RUSSELL PORTENOY, MD: Pain can interfere with a person's ability to function physically, it can interfere with a person's psychological functioning, cause depression or anxiety, produces a sleep disturbance, chronic fatigue.
ANNOUNCER: And it’s often undertreated by health care providers.
BILL H. MCCARBERG, MD: Unfortunately, we don’t have enough pain experts to treat chronic pain, so most of the burden for treatment falls on the primary care provider -- the internist, the family medicine doctor, the pediatrician, the OB/GYN doctor. And unfortunately, many of these doctors aren’t trained to treat it, and they tend to depreciate the patient’s complaint of pain.
ANNOUNCER: Chronic pain can also prove difficult to diagnose.
RUSSELL PORTENOY, MD: Pain is inherently subjective and what we mean by that is there is no test that can determine whether or not a person's experiencing pain.
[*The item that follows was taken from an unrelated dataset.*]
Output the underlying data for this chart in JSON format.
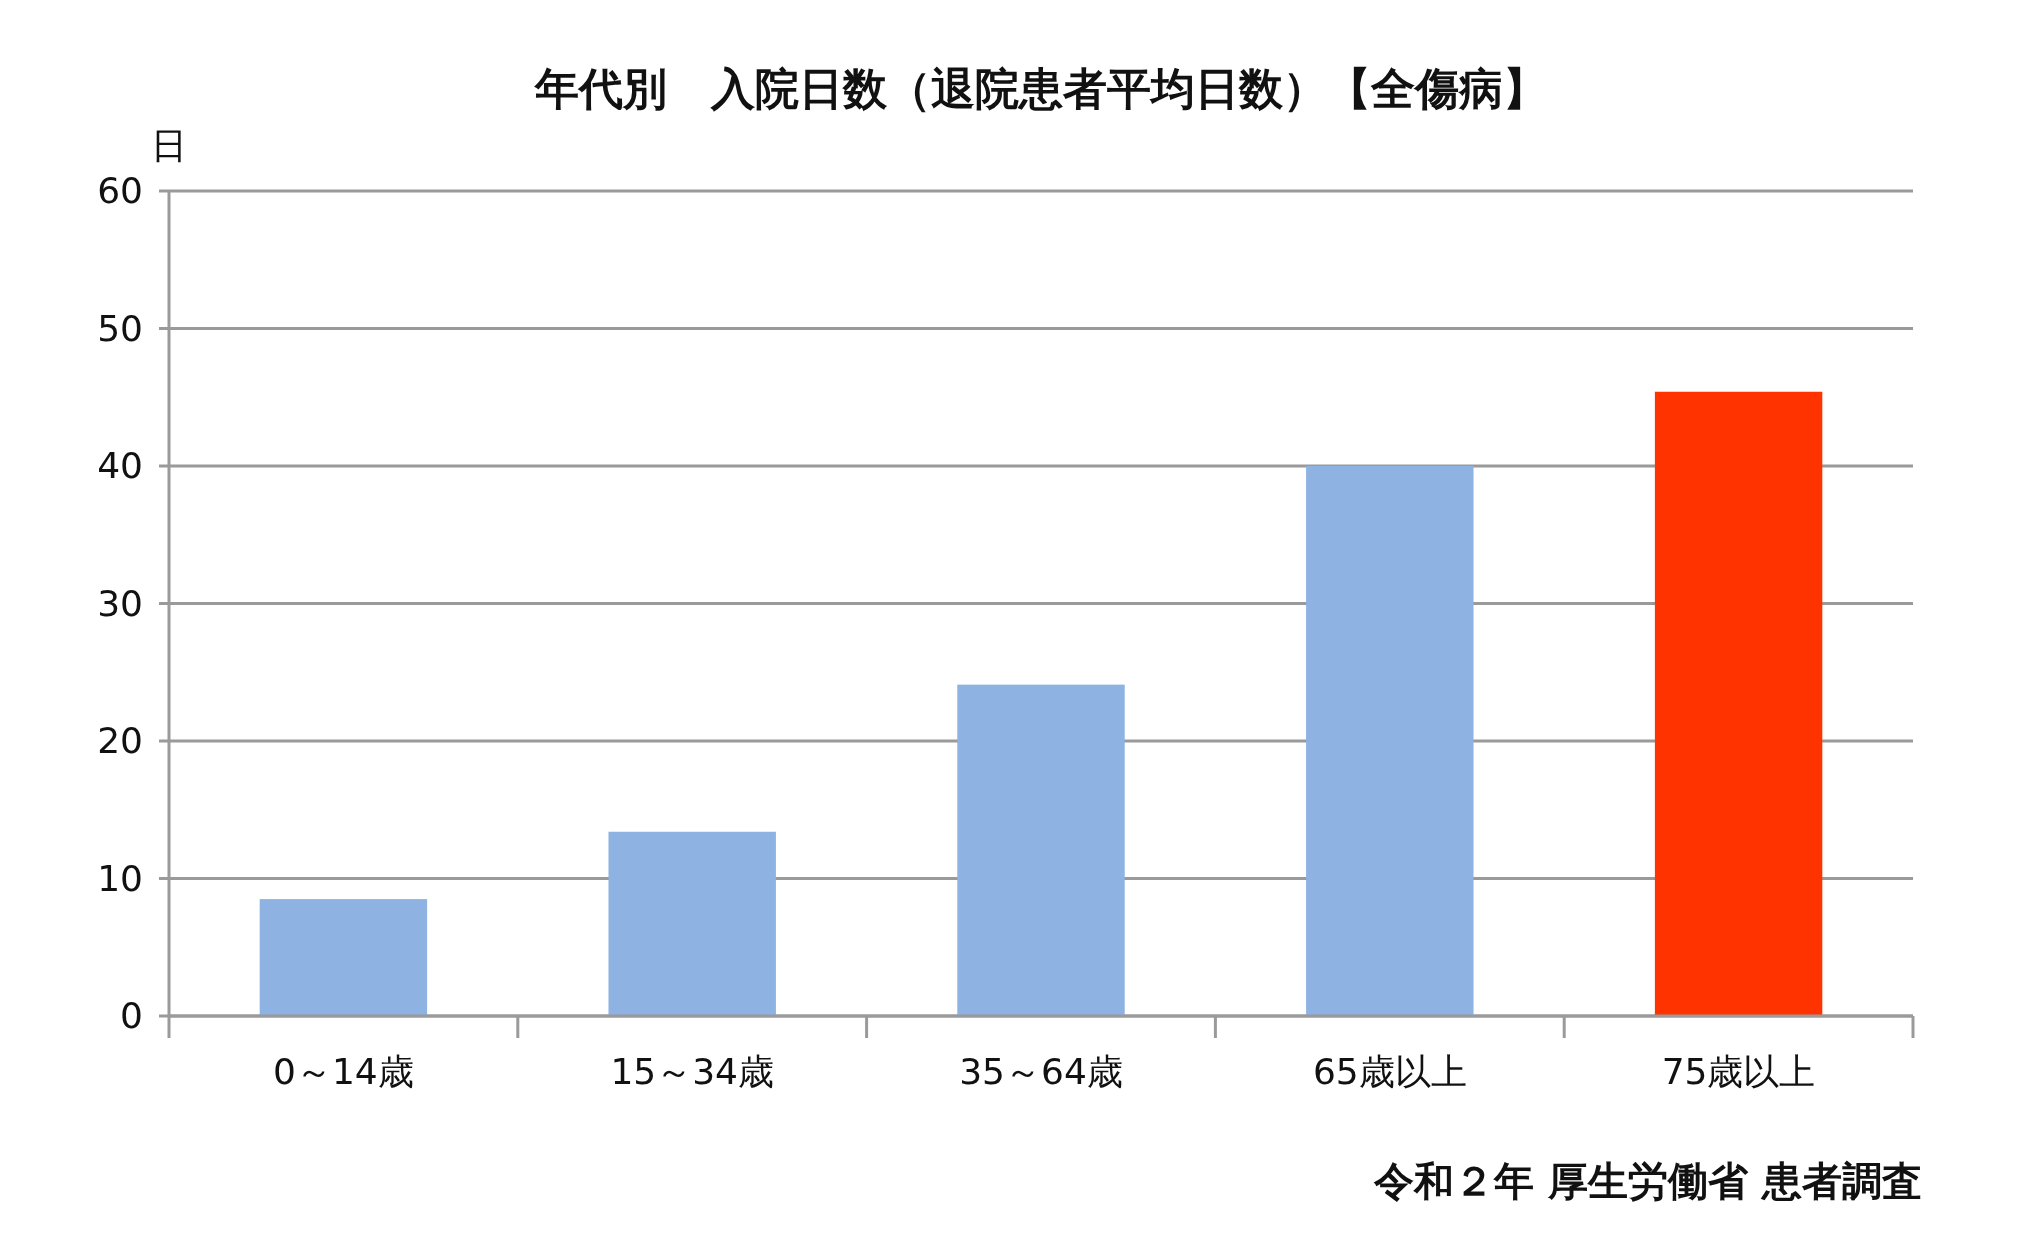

There is no laboratory test, there's no X-ray, there is no test that can tell a doctor or -- or any other person that another human being has pain. The only way that we can tell if a person has pain is that they report it verbally or they show it in the way they move.
ANNOUNCER: There are different types of medications used to treat chronic pain. A group of medications called non-steroidal anti-inflammatory drugs, or NSAIDs, provide pain relief by reducing swelling and inflammation.